ResponderExcluirquando vc me falou, rapidamente, na sexta-feira, sobre esse senhor que se manifestou de forma tão precária, reacionária, preconceituosa, miserável, limitada e ainda sendo pago com dinheiro público, pensei que vc estava indignada e exagerando, mas depois deste relato (que esperei ansiosamente) e do relato de várias outras pessoas que estiveram no evento, recosto-me na existência e tento revisar algumas coisas que, às vezes, deixamos passar, mas que não temos mais o direito de fazer isso!

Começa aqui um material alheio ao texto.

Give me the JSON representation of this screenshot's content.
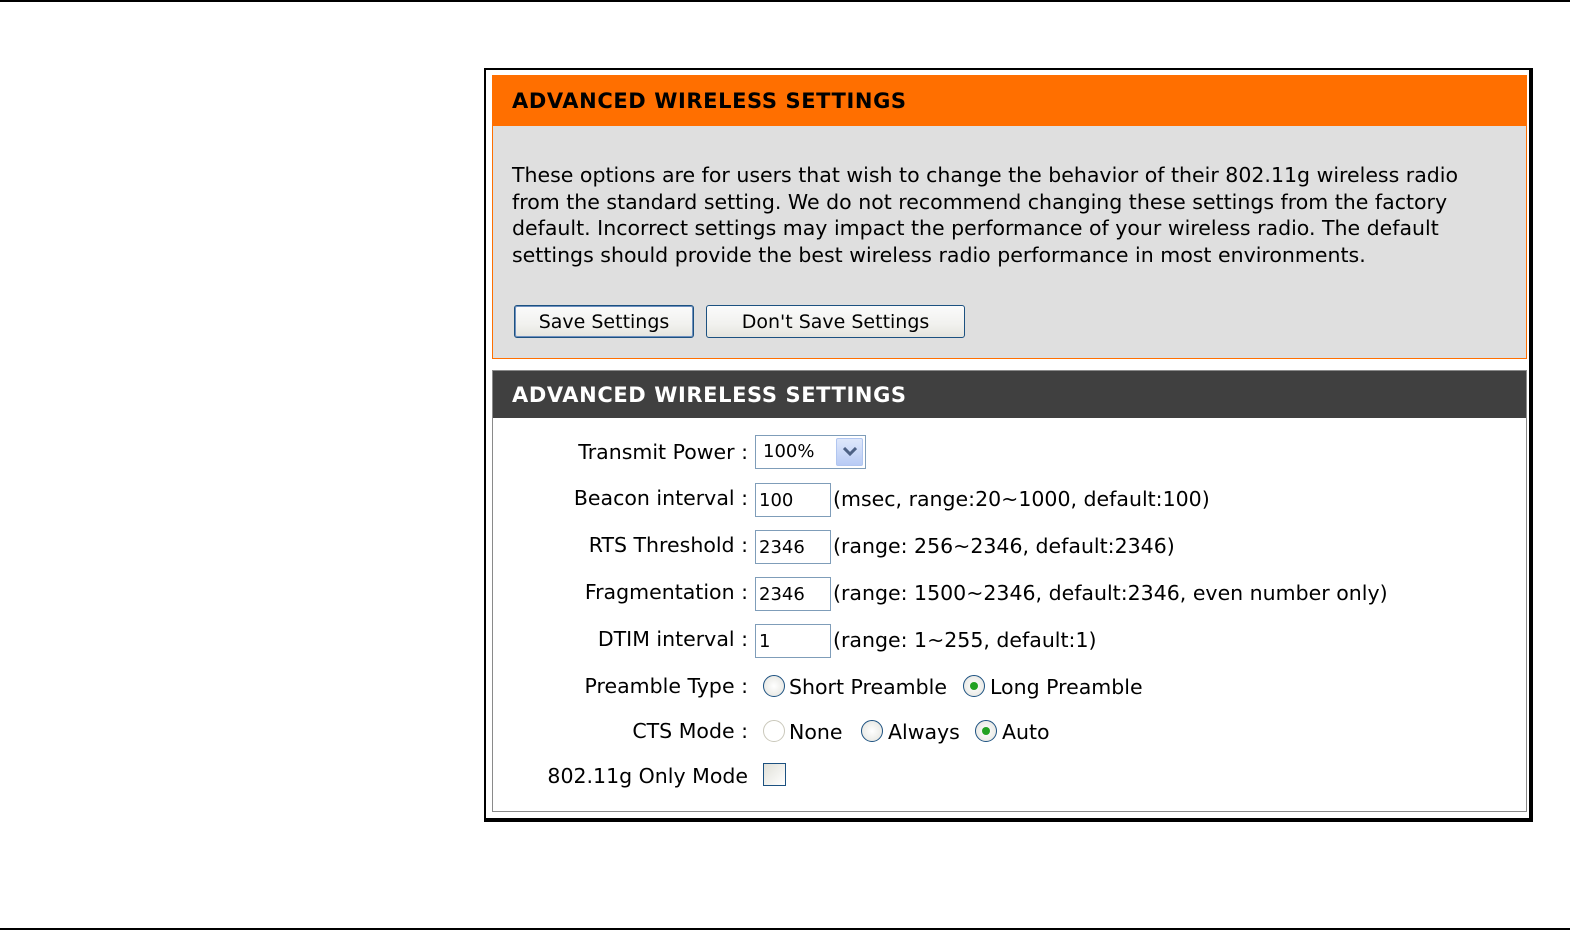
{
  "intro": {
    "title": "ADVANCED WIRELESS SETTINGS",
    "description": "These options are for users that wish to change the behavior of their 802.11g wireless radio from the standard setting. We do not recommend changing these settings from the factory default. Incorrect settings may impact the performance of your wireless radio. The default settings should provide the best wireless radio performance in most environments.",
    "save_button": "Save Settings",
    "dont_save_button": "Don't Save Settings"
  },
  "settings": {
    "title": "ADVANCED WIRELESS SETTINGS",
    "transmit_power": {
      "label": "Transmit Power :",
      "value": "100%"
    },
    "beacon_interval": {
      "label": "Beacon interval :",
      "value": "100",
      "hint": "(msec, range:20~1000, default:100)"
    },
    "rts_threshold": {
      "label": "RTS Threshold :",
      "value": "2346",
      "hint": "(range: 256~2346, default:2346)"
    },
    "fragmentation": {
      "label": "Fragmentation :",
      "value": "2346",
      "hint": "(range: 1500~2346, default:2346, even number only)"
    },
    "dtim_interval": {
      "label": "DTIM interval :",
      "value": "1",
      "hint": "(range: 1~255, default:1)"
    },
    "preamble_type": {
      "label": "Preamble Type :",
      "options": [
        "Short Preamble",
        "Long Preamble"
      ],
      "selected": "Long Preamble"
    },
    "cts_mode": {
      "label": "CTS Mode :",
      "options": [
        "None",
        "Always",
        "Auto"
      ],
      "selected": "Auto"
    },
    "g_only_mode": {
      "label": "802.11g Only Mode",
      "checked": false
    }
  },
  "colors": {
    "orange_header": "#ff6f00",
    "dark_header": "#404040",
    "intro_background": "#dfdfdf",
    "radio_selected": "#21a121"
  },
  "icons": {
    "select_arrow": "chevron-down-icon"
  }
}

quem escolhe um ser tão precário para ocupar um espaço de formação e discussão tão importante quanto esse? lembro que também erramos em algumas escolhas de nomes e pessoas para conduzir formações, mas nunca erramos tão feio assim!
enfim, há coisas que nunca podemos perder de vista e, se não estamos em luta incansável num lugar, com certeza estaremos noutro! Mas, com certeza, a coisa mais desgastante que há, é ter que lutar com a falta de noção sobre o trabalho público e com pessoas despreparadas para tal... principalmente com mentes guiadas pelo elitismo e pelo hierarquismo, que se fazem pautar por delírios de poder e nunca por um mínimo de gentidade!
abração, com carinho imenso pela sempre parceria!
veja postagem em que falo um pouco mais dessas coisas!
em tempo: que bom que já descobriu quem pegou indevidamente seu celular na sexta... pena que não há como dizer pra pessoa devolver!